少し話をして前に3人で行った洋食屋のオムライスを食べに行くことにした。ちびちびとお冷を飲みながらミヤコちゃんから受け取ったばかりのチラシをテーブルの上に広げて藤くんに見せる。

「あのね…えっと、ミヤコちゃんから花火大会誘われてね…それが今週の土曜なんだよね。で、その…浴衣のレンタルとかもあって…行きたいなと思ってるんだけども」
「いいですね。俺も行きたい。津田とふたりで行くんですか?」
「ううん、何人か誘うって言ってたけど、」
「俺も行きます」
「あ、ああ、そ、そう…」
「なんですか、その反応」
「いや…土曜は俺の日って言うかと…」
「俺も一緒に行けば、俺の日も同然でしょ」
「そうだけど…」

さてはこいつ他に何か企んでるな。しれっと言ってお冷のグラスに口をつけ、スマホを取り出している。誰かにメッセージを送っているらしい。それを見ていると私の視線に気づいてまだロックのかかっていない画面を私の方へ差し出す。

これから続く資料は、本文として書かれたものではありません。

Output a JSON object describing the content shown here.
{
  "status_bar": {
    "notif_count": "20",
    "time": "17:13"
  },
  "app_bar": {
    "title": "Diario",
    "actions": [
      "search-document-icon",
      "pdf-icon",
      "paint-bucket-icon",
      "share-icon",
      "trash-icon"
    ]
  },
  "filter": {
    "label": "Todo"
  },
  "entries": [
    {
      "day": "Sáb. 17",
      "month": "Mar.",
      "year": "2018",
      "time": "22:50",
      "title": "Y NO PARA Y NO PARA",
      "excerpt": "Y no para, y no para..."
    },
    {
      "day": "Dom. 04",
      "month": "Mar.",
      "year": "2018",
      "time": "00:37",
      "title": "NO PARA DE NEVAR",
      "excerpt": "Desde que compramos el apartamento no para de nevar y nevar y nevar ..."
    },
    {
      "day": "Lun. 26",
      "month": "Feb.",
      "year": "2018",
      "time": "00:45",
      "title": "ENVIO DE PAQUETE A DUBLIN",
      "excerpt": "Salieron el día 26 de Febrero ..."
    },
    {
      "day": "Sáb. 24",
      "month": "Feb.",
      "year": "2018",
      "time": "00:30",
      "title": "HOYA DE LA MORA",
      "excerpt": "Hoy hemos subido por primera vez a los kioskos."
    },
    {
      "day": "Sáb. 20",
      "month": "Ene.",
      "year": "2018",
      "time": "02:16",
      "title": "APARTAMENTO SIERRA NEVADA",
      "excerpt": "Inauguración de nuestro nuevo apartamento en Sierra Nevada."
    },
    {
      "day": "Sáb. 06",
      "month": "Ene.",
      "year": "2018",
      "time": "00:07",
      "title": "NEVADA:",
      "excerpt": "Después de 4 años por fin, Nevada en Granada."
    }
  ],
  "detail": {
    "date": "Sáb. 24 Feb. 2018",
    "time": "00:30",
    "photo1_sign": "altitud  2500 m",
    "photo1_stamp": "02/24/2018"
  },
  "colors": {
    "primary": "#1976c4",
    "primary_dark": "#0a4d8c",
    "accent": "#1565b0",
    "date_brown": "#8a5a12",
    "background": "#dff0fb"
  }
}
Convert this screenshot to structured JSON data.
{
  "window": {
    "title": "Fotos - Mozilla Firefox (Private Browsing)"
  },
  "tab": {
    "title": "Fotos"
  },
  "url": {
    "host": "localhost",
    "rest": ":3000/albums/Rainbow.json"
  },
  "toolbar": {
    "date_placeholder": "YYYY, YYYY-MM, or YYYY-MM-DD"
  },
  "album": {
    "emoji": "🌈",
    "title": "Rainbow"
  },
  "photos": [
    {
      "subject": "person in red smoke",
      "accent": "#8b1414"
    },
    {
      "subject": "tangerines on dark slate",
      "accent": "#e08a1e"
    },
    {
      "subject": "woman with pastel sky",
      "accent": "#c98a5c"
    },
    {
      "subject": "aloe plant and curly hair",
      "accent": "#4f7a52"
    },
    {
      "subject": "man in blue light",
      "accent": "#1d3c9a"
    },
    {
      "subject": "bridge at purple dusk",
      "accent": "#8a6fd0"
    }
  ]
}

ミヤコちゃんに、俺も浴衣で行きたいとメッセージを送信したところだった。間もなくぴこんと吹き出しが動き、予約を増やしてやるからフラペチーノを奢れとの返事が表示される。

「後でHP一緒に見ましょうね。志保さんの浴衣楽しみです」
「……私も、藤くんのちゃんとした浴衣ちょっと見てみたい」
「ちょっとじゃなくて存分に目に焼き付けてください。なんなら写真撮って待ち受けでもいいですよ。俺は志保さんを待ち受けにします」
「うん、そこまでは結構です」

藤くんには花見のときの私を盗撮した前科がある。勢いに押され水を飲み干すと同時にサラダとオムライスがやってくる。和風ドレッシングをサラダにかければ藤くんはなににも手をつけず私の顔を凝視している。

「どした?冷めないうちに食べよ」
「………」

今度はなんだ。口をへの字に曲げで不満げである。藤くんがなにを考えているのか少しずつ分かってきているつもりだったのだが、この表情はなにを意味しているのかよく分からない。